Der Diskurs über Benachteiligte offenbart einen Widerspruch zwischen formalen Normen und ihrer materialen Realisierung. Einerseits ist - dem ethisch-demokratischen Postulat von Zivilgesellschaft folgend - über die Codierungen des Sozialgesetzbuchs gesellschaftliche Teilnahme intendiert; es besteht also ein gesellschaftliches Versprechen auf gelingende Subjektkonstitution über den Ausbildungs- und Arbeitsmarkt. Andererseits gelingt der nationalen Bildungsberichterstattung zu Folge jährlich einem erheblichen Teil der Kohorte an Schulabgängern die Aufnahme eines Aus- bzw.
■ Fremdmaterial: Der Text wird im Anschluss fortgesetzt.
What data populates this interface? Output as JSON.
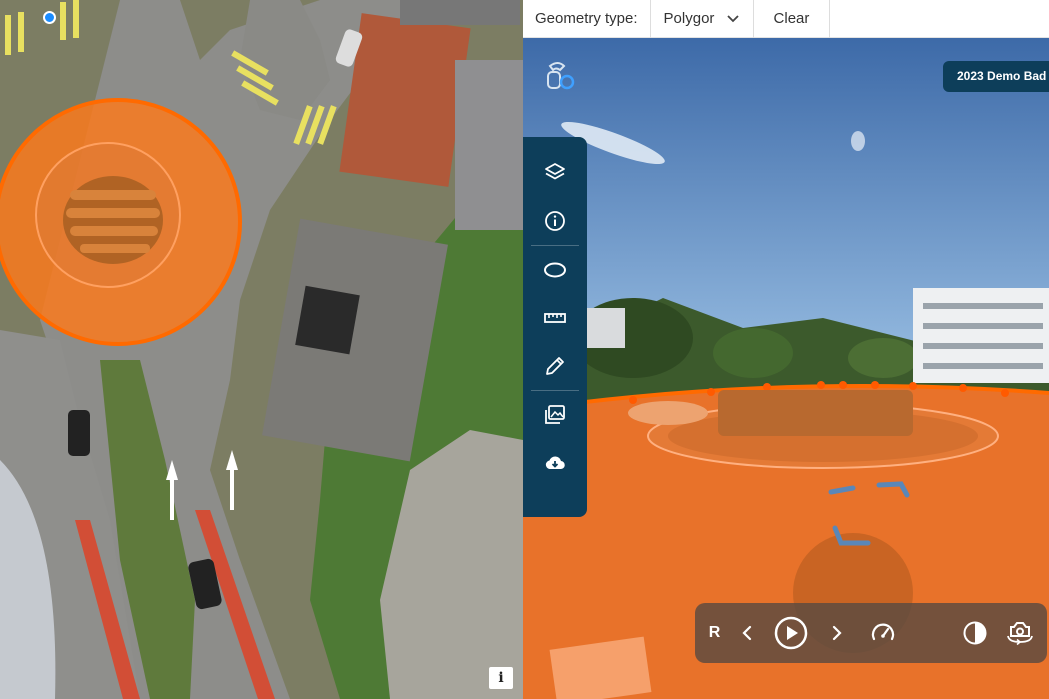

Arbeitsverhältnisses nicht, und es fehlt gleichzeitig an gesellschaftlich adäquaten Institutionen, um das Versprechen auf Teilhabe faktisch werden zu lassen. Umso befremdlicher wirken verstärkt auftretende Klagen über (zukünftig) fehlende Facharbeiterbedarfe.
Geht man davon aus, dass die Klärung der Subjektkonstitution der zentrale Gegenstandsbereich der Bildungsforschung ist, dann zeigt sich im Diskurs über Benachteiligte zwar noch eine marginale Beschäftigung mit Fragen der Subjektkonstitution. Der Zusammenhang von gesellschaftlichen Widerspruchslagen und Subjektkonstitution gehört indes nicht mehr zum Gegenstand erziehungswissenschaftlicher Untersuchungen, wenn es um benachteiligte Jugendliche geht. Demgegenüber herrschen eher Erklärungsversuche vor, welche die Subjektkonstitution auf Migrationshintergründe, sozio-kulturelle Herkunft oder Schulerfolg beschränken. Für die Planung, Steuerung und Regulation von Bildungsprozessen reicht das so generierte Wissen allerdings nicht aus, weil es die Ebenen der Vermittlung des Subjektes mit der Welt, also die Produktions- und Reproduktionsverhältnisse von Individuum und Gesellschaft nicht erhellt und somit nicht zur Klärung von Fragen der Subjektkonstitution beitragen kann.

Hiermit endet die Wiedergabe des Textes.